Reading a Community:
Doing Urban History at the Local Level


An Internet Course Manual

Gilbert A. Stelter
University of Guelph
Guelph, Ontario, Canada

1996
Available on the University of Guelph website:
http://www.uoguelph.ca/history/urban.html


Professor Gilbert Stelter and colleagues at the University of Guelph have designed this multimedia "Internet Course Manual" with resources on urban history, Canadian urban history, and the history of Guelph for students in the course "Reading a Community: Doing History at the Local Level."
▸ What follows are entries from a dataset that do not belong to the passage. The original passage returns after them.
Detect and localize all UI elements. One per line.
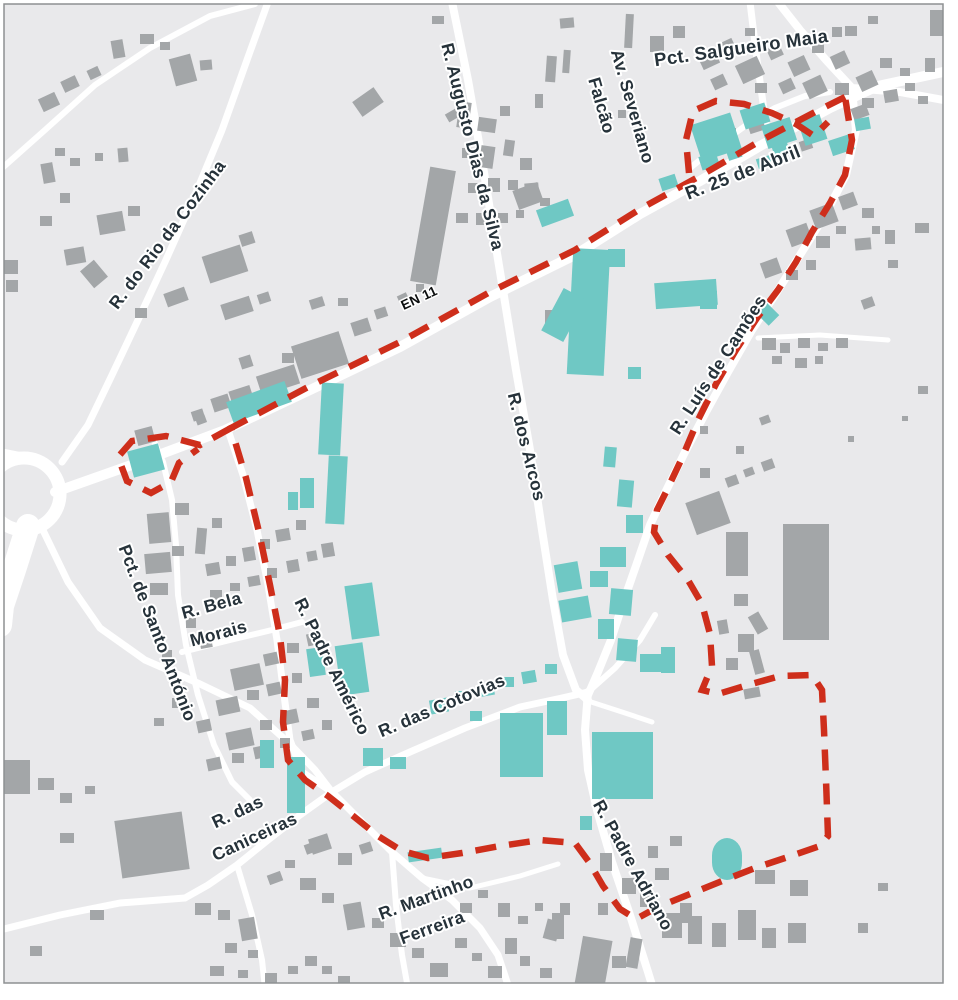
building (712, 923, 726, 947)
building (238, 970, 248, 978)
building (535, 903, 543, 911)
highlighted-building (640, 654, 662, 672)
building (210, 966, 224, 976)
highlighted-building (609, 588, 633, 616)
building (855, 237, 872, 250)
highlighted-building (325, 456, 348, 525)
building (734, 594, 748, 606)
building (648, 846, 658, 858)
building (612, 956, 626, 968)
building (680, 903, 692, 923)
building (498, 903, 510, 917)
highlighted-building (300, 478, 314, 508)
building (845, 26, 857, 36)
building (248, 950, 258, 958)
building (880, 58, 892, 68)
building (918, 386, 928, 394)
highlighted-building (580, 816, 592, 830)
highlighted-building (590, 571, 608, 587)
highlighted-building (616, 638, 638, 662)
building (902, 416, 908, 421)
building (195, 903, 211, 915)
building (888, 260, 898, 268)
building (736, 446, 744, 454)
highlighted-building (363, 748, 383, 766)
building (38, 778, 54, 790)
highlighted-building (617, 479, 634, 507)
building (508, 180, 518, 190)
building (816, 236, 830, 248)
building (673, 26, 685, 38)
highlighted-building (318, 382, 344, 455)
building (600, 853, 612, 871)
building (505, 938, 517, 954)
building (85, 786, 95, 794)
building (738, 634, 754, 652)
building (700, 426, 708, 434)
building (218, 910, 230, 920)
building (265, 973, 277, 983)
highlighted-building (626, 515, 643, 533)
building (172, 546, 184, 556)
building (670, 836, 682, 846)
building (762, 928, 776, 948)
building (285, 860, 295, 868)
building (154, 718, 164, 726)
building (560, 17, 575, 28)
building (144, 552, 172, 574)
highlighted-building (521, 670, 537, 684)
building (848, 436, 854, 442)
building (260, 720, 272, 730)
building (147, 512, 172, 544)
building (790, 880, 808, 896)
building (226, 556, 236, 566)
building (832, 27, 842, 37)
building (806, 260, 816, 270)
building (915, 223, 929, 233)
building (282, 353, 294, 363)
building (836, 338, 848, 348)
town-map-canvas: R. do Rio da CozinhaR. Augusto Dias da S… (0, 0, 958, 1000)
building (798, 338, 810, 348)
building (64, 246, 86, 265)
highlighted-building (260, 740, 274, 768)
building (516, 210, 524, 218)
building (95, 153, 103, 161)
highlighted-building (628, 367, 641, 379)
building (535, 94, 543, 108)
building (55, 148, 65, 156)
map-page: R. do Rio da CozinhaR. Augusto Dias da S… (0, 0, 958, 1000)
building (175, 503, 189, 515)
building (862, 208, 874, 218)
building (726, 658, 738, 670)
building (925, 58, 935, 72)
building (755, 870, 775, 884)
building (296, 520, 306, 530)
building (795, 358, 807, 368)
building (518, 916, 528, 924)
highlighted-building (603, 447, 617, 468)
building (60, 833, 74, 843)
highlighted-building (854, 117, 871, 131)
building (868, 16, 878, 24)
building (905, 83, 915, 91)
highlighted-building (554, 561, 582, 593)
building (338, 976, 350, 986)
highlighted-building (547, 701, 567, 735)
building (322, 720, 332, 730)
building (128, 206, 140, 216)
building (117, 148, 128, 163)
building (772, 356, 782, 364)
building (286, 559, 300, 573)
building (288, 966, 298, 974)
building (338, 298, 348, 306)
building (738, 910, 756, 940)
building (472, 953, 482, 961)
highlighted-building (598, 619, 614, 639)
building (755, 83, 767, 93)
highlighted-building (390, 757, 406, 769)
highlighted-building (287, 757, 305, 813)
building (836, 226, 846, 234)
building (135, 308, 147, 318)
building (455, 938, 467, 948)
highlighted-building (545, 664, 557, 674)
building (212, 518, 222, 528)
building (788, 923, 806, 943)
building (60, 793, 72, 803)
building (90, 910, 104, 920)
building (275, 528, 291, 542)
highlighted-building (700, 291, 717, 309)
building (520, 158, 532, 170)
building (456, 213, 468, 223)
building (247, 690, 259, 700)
building (432, 16, 444, 24)
building (247, 575, 261, 587)
building (114, 812, 189, 879)
building (815, 356, 823, 364)
building (412, 948, 424, 958)
highlighted-building (288, 492, 298, 510)
building (307, 698, 319, 708)
building (338, 853, 352, 865)
building (305, 956, 317, 966)
building (322, 966, 332, 974)
highlighted-building (608, 249, 625, 267)
building (818, 343, 828, 351)
building (883, 89, 899, 103)
building (700, 468, 710, 478)
highlighted-building (592, 732, 653, 799)
building (60, 193, 70, 203)
building (545, 56, 557, 83)
building (200, 59, 213, 70)
building (140, 34, 154, 44)
building (430, 963, 448, 977)
building (40, 216, 52, 226)
building (30, 946, 42, 956)
building (225, 943, 237, 953)
building (232, 753, 244, 763)
building (321, 542, 335, 558)
building (655, 868, 669, 880)
highlighted-building (500, 713, 543, 777)
building (858, 923, 868, 933)
building (322, 893, 334, 903)
building (878, 883, 888, 891)
building (560, 903, 570, 915)
building (478, 890, 488, 898)
building (762, 338, 776, 350)
building (900, 68, 910, 76)
highlighted-building (470, 711, 482, 721)
building (292, 673, 302, 683)
building (160, 42, 170, 50)
building (300, 878, 316, 890)
building (287, 643, 299, 653)
building (540, 968, 552, 978)
building (872, 226, 880, 234)
highlighted-building (600, 547, 626, 567)
building (918, 96, 928, 104)
building (783, 524, 829, 640)
building (500, 106, 510, 116)
building (205, 562, 221, 576)
building (885, 230, 895, 244)
building (70, 158, 80, 166)
building (780, 343, 790, 353)
building (726, 532, 748, 576)
highlighted-building (661, 647, 675, 673)
building (835, 83, 849, 95)
building (242, 546, 256, 562)
building (6, 280, 18, 292)
building (520, 956, 530, 966)
building (306, 550, 318, 562)
building (488, 966, 502, 978)
building (598, 903, 608, 915)
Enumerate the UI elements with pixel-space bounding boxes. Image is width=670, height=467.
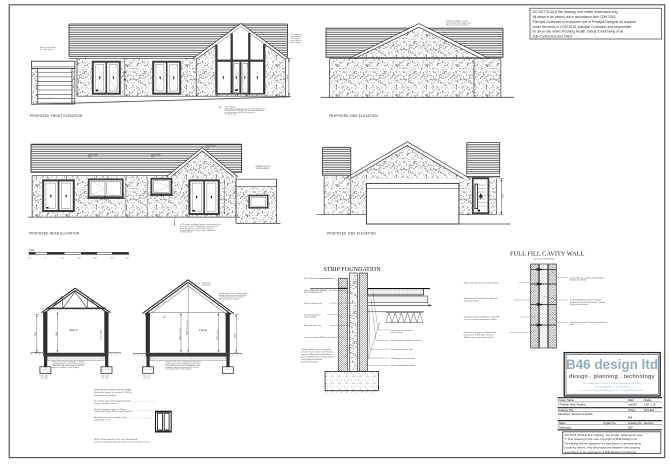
svg-text:PROPOSED SIDE ELEVATION: PROPOSED SIDE ELEVATION — [327, 231, 376, 235]
svg-text:003: 003 — [628, 426, 633, 430]
svg-text:3600 max to ridge: 3600 max to ridge — [186, 320, 189, 335]
svg-text:All works to be carried out in: All works to be carried out in accordanc… — [533, 15, 617, 19]
svg-text:4m: 4m — [111, 257, 114, 259]
svg-text:No. 1 High Street, Suite 9, Co: No. 1 High Street, Suite 9, Coleshill, B… — [584, 382, 641, 385]
svg-text:proprietary screws: proprietary screws — [94, 419, 111, 422]
svg-text:on 25x50 battens: on 25x50 battens — [40, 48, 54, 51]
svg-text:DO NOT SCALE this drawing, use: DO NOT SCALE this drawing, use written d… — [533, 10, 619, 14]
svg-text:Project No.: Project No. — [603, 421, 616, 425]
svg-text:1:50, 1:10: 1:50, 1:10 — [644, 402, 656, 406]
svg-text:2m: 2m — [78, 257, 81, 259]
svg-text:(Knauf fire board - as section: (Knauf fire board - as section 6: 2012 o… — [94, 391, 132, 394]
svg-text:glass to sides: glass to sides — [291, 41, 301, 44]
svg-text:conc. fnd: conc. fnd — [41, 377, 48, 379]
svg-text:t: 01675 4889967 m: 07795 65: t: 01675 4889967 m: 07795 657347 — [594, 386, 631, 389]
svg-text:for all on-site works includin: for all on-site works including Health, … — [533, 30, 624, 34]
svg-text:Internal finish to be 12.5mm p: Internal finish to be 12.5mm plasterboar… — [570, 321, 607, 324]
svg-text:2400 eaves: 2400 eaves — [217, 330, 219, 340]
svg-text:Bed 2: Bed 2 — [70, 328, 78, 332]
svg-text:Date: Date — [628, 398, 634, 402]
svg-text:150mm above external ground le: 150mm above external ground level — [464, 336, 495, 339]
svg-text:1m: 1m — [28, 257, 31, 259]
svg-text:and WC windows: and WC windows — [180, 232, 193, 234]
svg-text:e: gareth.critchley.uk@b46desi: e: gareth.critchley.uk@b46design.co.uk w… — [580, 389, 645, 392]
svg-text:Lean mix cavity fill 225mm bel: Lean mix cavity fill 225mm below dpc — [304, 336, 335, 339]
svg-text:3m: 3m — [94, 257, 97, 259]
svg-text:centres as will be manufacture: centres as will be manufacturers details — [464, 318, 497, 321]
svg-text:150mm thick concrete slab: 150mm thick concrete slab — [390, 348, 413, 351]
svg-text:PROPOSED SIDE ELEVATION: PROPOSED SIDE ELEVATION — [329, 114, 378, 118]
svg-text:conc. fnd: conc. fnd — [143, 377, 150, 379]
svg-text:SHOWN DASHED: SHOWN DASHED — [256, 167, 271, 170]
svg-text:Sub-Contractors and Client: Sub-Contractors and Client — [533, 35, 573, 39]
svg-text:1200g damp proof membrane: 1200g damp proof membrane — [390, 357, 415, 360]
svg-text:K106 full fill insulation: K106 full fill insulation — [301, 360, 318, 363]
svg-text:Drawing No.: Drawing No. — [628, 421, 643, 425]
svg-text:B46 design ltd: B46 design ltd — [566, 357, 658, 372]
svg-text:(achieves 0.28 W/m2K): (achieves 0.28 W/m2K) — [534, 258, 555, 260]
svg-text:Status: Status — [558, 421, 566, 425]
svg-text:centres with 35mm Knauf Drywal: centres with 35mm Knauf Drywall Screws. — [94, 410, 133, 413]
svg-text:Drawing Title: Drawing Title — [558, 408, 574, 412]
svg-text:90mm Kingspan Kooltherm insula: 90mm Kingspan Kooltherm insulation — [390, 339, 421, 342]
svg-text:fibre cement slates on battens: fibre cement slates on battens — [446, 23, 469, 26]
svg-text:butt joints and fixed with pro: butt joints and fixed with proprietary s… — [94, 441, 150, 444]
svg-text:10mm residual cavity: 10mm residual cavity — [570, 303, 588, 306]
svg-text:2400: 2400 — [35, 332, 37, 336]
svg-text:cement screed: cement screed — [390, 331, 402, 334]
svg-text:conc. fnd: conc. fnd — [102, 377, 109, 379]
svg-text:Drawn: Drawn — [628, 408, 636, 412]
svg-text:Principal Contractor is to ass: Principal Contractor is to assume role o… — [533, 20, 637, 24]
svg-text:under the terms of CDM 2015, p: under the terms of CDM 2015, principal C… — [533, 25, 632, 29]
svg-text:Checked: Checked — [644, 408, 655, 412]
svg-text:Revision: Revision — [644, 421, 655, 425]
svg-text:STRIP FOUNDATION: STRIP FOUNDATION — [324, 267, 382, 273]
svg-text:Project Name: Project Name — [558, 398, 574, 402]
svg-text:50mm residual cavity: 50mm residual cavity — [304, 302, 322, 305]
svg-text:April'24: April'24 — [628, 402, 637, 406]
svg-text:fixings at 600mm centres: fixings at 600mm centres — [94, 402, 117, 405]
svg-text:FULL FILL CAVITY WALL: FULL FILL CAVITY WALL — [510, 250, 585, 257]
svg-text:PROPOSED REAR ELEVATION: PROPOSED REAR ELEVATION — [29, 231, 80, 235]
svg-text:Blockwork inner skin: Blockwork inner skin — [304, 324, 321, 327]
svg-text:1m: 1m — [61, 257, 64, 259]
svg-text:PROPOSED FRONT ELEVATION: PROPOSED FRONT ELEVATION — [30, 114, 83, 118]
svg-text:match existing: match existing — [304, 316, 316, 319]
svg-text:150mm sand blinded hardcore: 150mm sand blinded hardcore — [390, 364, 416, 367]
svg-text:FIRE PROTECTION OF STEEL BEAM: FIRE PROTECTION OF STEEL BEAM — [94, 389, 131, 392]
svg-text:Living: Living — [199, 328, 207, 332]
svg-text:2400: 2400 — [56, 332, 58, 336]
svg-text:manufacturer's details): manufacturer's details) — [94, 394, 116, 397]
svg-text:Walls to be built with 1:1:6 c: Walls to be built with 1:1:6 cement mort… — [464, 281, 499, 284]
svg-text:5m: 5m — [126, 257, 129, 259]
svg-text:ceiling 2400: ceiling 2400 — [101, 330, 103, 340]
svg-text:1:50: 1:50 — [29, 248, 35, 252]
svg-text:K106 full fill insulation: K106 full fill insulation — [304, 291, 322, 294]
svg-text:Elevations, Sections & Details: Elevations, Sections & Details — [558, 412, 593, 416]
svg-text:design . planning . technology: design . planning . technology — [569, 374, 655, 380]
svg-text:2400 min clear: 2400 min clear — [178, 327, 181, 340]
svg-text:Preliminary: Preliminary — [558, 426, 572, 430]
svg-text:waterproof additive: waterproof additive — [464, 299, 480, 302]
svg-text:and others to be reported to a: and others to be reported to a B46 Desig… — [565, 450, 637, 454]
svg-text:2400: 2400 — [235, 334, 237, 338]
svg-text:by engineer: by engineer — [202, 283, 211, 286]
svg-text:2 Parklife View, Packton: 2 Parklife View, Packton — [558, 402, 586, 406]
svg-text:BM: BM — [628, 416, 632, 420]
svg-text:Scales: Scales — [644, 398, 652, 402]
svg-text:DPC 150mm above ground level: DPC 150mm above ground level — [304, 277, 332, 280]
svg-text:dabs: dabs — [570, 324, 574, 326]
svg-text:Novelle 0.45 W/mK: Novelle 0.45 W/mK — [570, 280, 587, 282]
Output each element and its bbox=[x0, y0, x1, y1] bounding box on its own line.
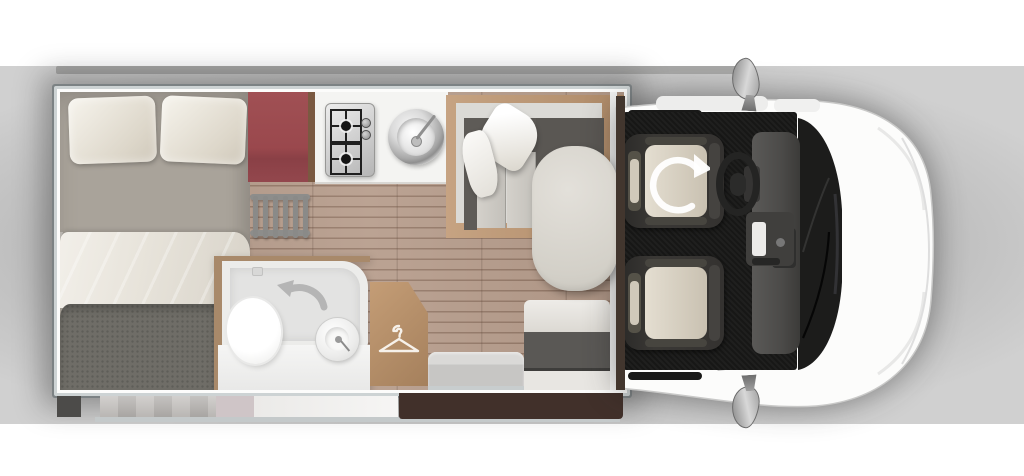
burner-icon bbox=[330, 143, 362, 175]
ladder-rung bbox=[303, 196, 308, 238]
shower-drain bbox=[252, 267, 263, 276]
bench-backrest bbox=[524, 332, 610, 368]
habitation-module bbox=[52, 84, 632, 398]
bunk-ladder bbox=[250, 192, 310, 241]
skirt-panel-light bbox=[254, 396, 398, 417]
ladder-rung bbox=[263, 196, 268, 238]
dining-table bbox=[532, 146, 618, 291]
entry-step-panel bbox=[100, 396, 216, 417]
handbrake bbox=[752, 258, 780, 265]
hob-knob bbox=[361, 130, 371, 140]
washbasin bbox=[316, 318, 359, 361]
ladder-rung bbox=[283, 196, 288, 238]
side-mirror-right bbox=[732, 374, 768, 428]
kitchen-sink bbox=[388, 109, 444, 165]
step-cushion bbox=[428, 352, 524, 388]
skirt-panel-dark bbox=[57, 396, 81, 417]
side-mirror-left bbox=[732, 58, 768, 112]
ladder-rung bbox=[253, 196, 258, 238]
bench-headrest bbox=[524, 300, 610, 332]
ladder-rail bbox=[250, 194, 310, 200]
mirror-blade bbox=[729, 384, 762, 429]
seat-bolster bbox=[645, 339, 707, 347]
skirt-panel-pink bbox=[216, 396, 254, 417]
hob-knob bbox=[361, 118, 371, 128]
console-tray bbox=[752, 222, 766, 256]
gear-knob bbox=[776, 238, 785, 247]
swivel-arrow-icon bbox=[272, 276, 330, 312]
bathroom bbox=[214, 256, 370, 390]
bed-pillow-right bbox=[160, 95, 248, 165]
floorplan-canvas bbox=[0, 0, 1024, 476]
kitchen-worktop bbox=[315, 92, 448, 184]
fridge-freezer bbox=[248, 92, 310, 182]
seat-bolster bbox=[709, 265, 720, 341]
steering-wheel bbox=[716, 152, 760, 216]
burner-icon bbox=[330, 109, 362, 143]
ladder-rail bbox=[250, 230, 310, 236]
seat-bolster bbox=[645, 259, 707, 267]
center-console bbox=[746, 212, 794, 266]
mirror-blade bbox=[729, 56, 762, 101]
travel-bench bbox=[524, 300, 610, 390]
seat-headrest-pad bbox=[630, 159, 639, 203]
fridge-wood-divider bbox=[308, 92, 315, 182]
swivel-arrow-icon bbox=[646, 144, 710, 220]
step-trim bbox=[428, 386, 524, 390]
steering-wheel-hub bbox=[730, 173, 746, 196]
roof-vent-panel bbox=[774, 99, 820, 112]
skirt-panel-brown bbox=[399, 393, 623, 419]
ladder-rung bbox=[273, 196, 278, 238]
wardrobe bbox=[370, 282, 428, 386]
passenger-seat bbox=[624, 256, 724, 350]
seat-back-panel bbox=[645, 267, 707, 339]
habitation-roof-strip bbox=[56, 66, 740, 74]
seat-headrest-pad bbox=[630, 281, 639, 325]
interior-wood-floor bbox=[60, 92, 624, 390]
bed-pillow-left bbox=[68, 96, 157, 165]
door-window-slit bbox=[628, 372, 702, 380]
cab-divider-dark bbox=[616, 96, 625, 390]
ladder-rung bbox=[293, 196, 298, 238]
bench-seat bbox=[524, 371, 610, 390]
gas-hob bbox=[325, 103, 375, 177]
hanger-icon bbox=[377, 324, 421, 356]
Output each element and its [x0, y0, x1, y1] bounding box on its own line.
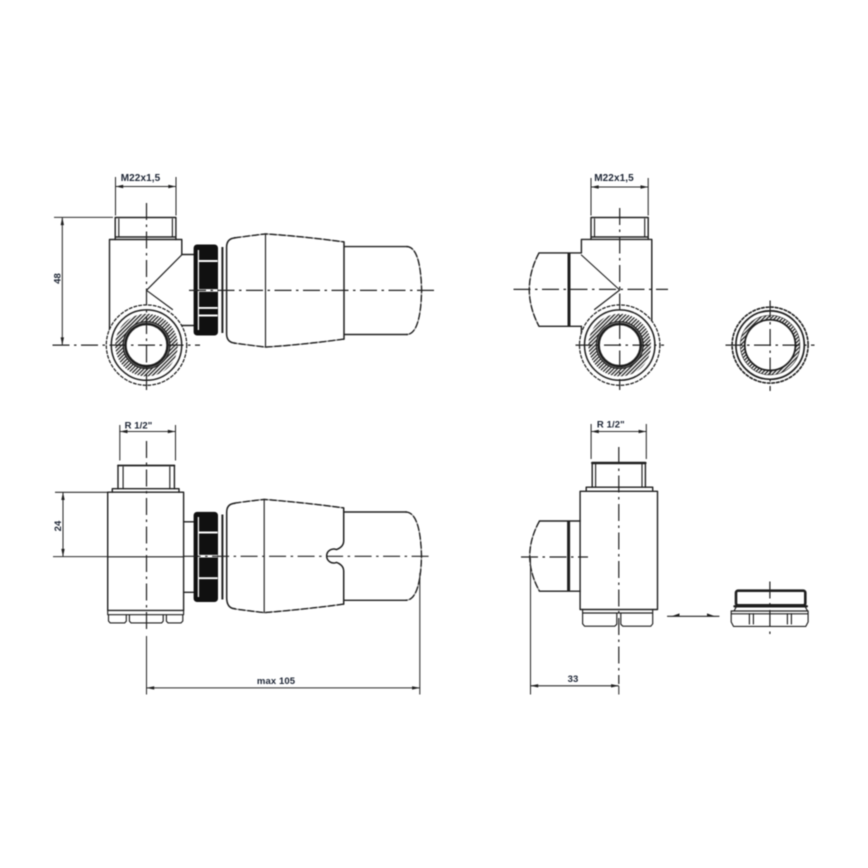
svg-text:M22x1,5: M22x1,5 — [594, 173, 634, 184]
svg-text:48: 48 — [53, 273, 64, 284]
svg-text:max 105: max 105 — [257, 676, 296, 687]
svg-text:33: 33 — [568, 674, 579, 685]
svg-text:R 1/2": R 1/2" — [597, 420, 625, 431]
svg-text:24: 24 — [53, 520, 64, 531]
svg-text:R 1/2": R 1/2" — [125, 421, 153, 432]
svg-text:M22x1,5: M22x1,5 — [121, 173, 161, 184]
When he announced the website to H-Urban in 1996, Professor Stelter described the course and the on-line materials in this way:

"Reading a Community" is a fourth-year research-oriented course introducing students to the general concepts of urban history and using these concepts in working on a local case study---that of Guelph, Ontario. This website is meant to augment the weekly meetings of the seminar group; it is not the course by itself. The course is now in progress at the University of Guelph.
The website is made up of three parts:
  • the course text, which is an illustrated manual of twelve weekly modules;
  • online resources, which include a 120-page international urban history bibliography, a number of previously published articles, and a database of building permits; and
  • web workshops, designed to introduce students to the technology used.
We are interested in responses to what we have done so far, both in terms of concepts and organization and in the use of the technology to augment an existing course offering. We intend to report on the results of the course in the spring.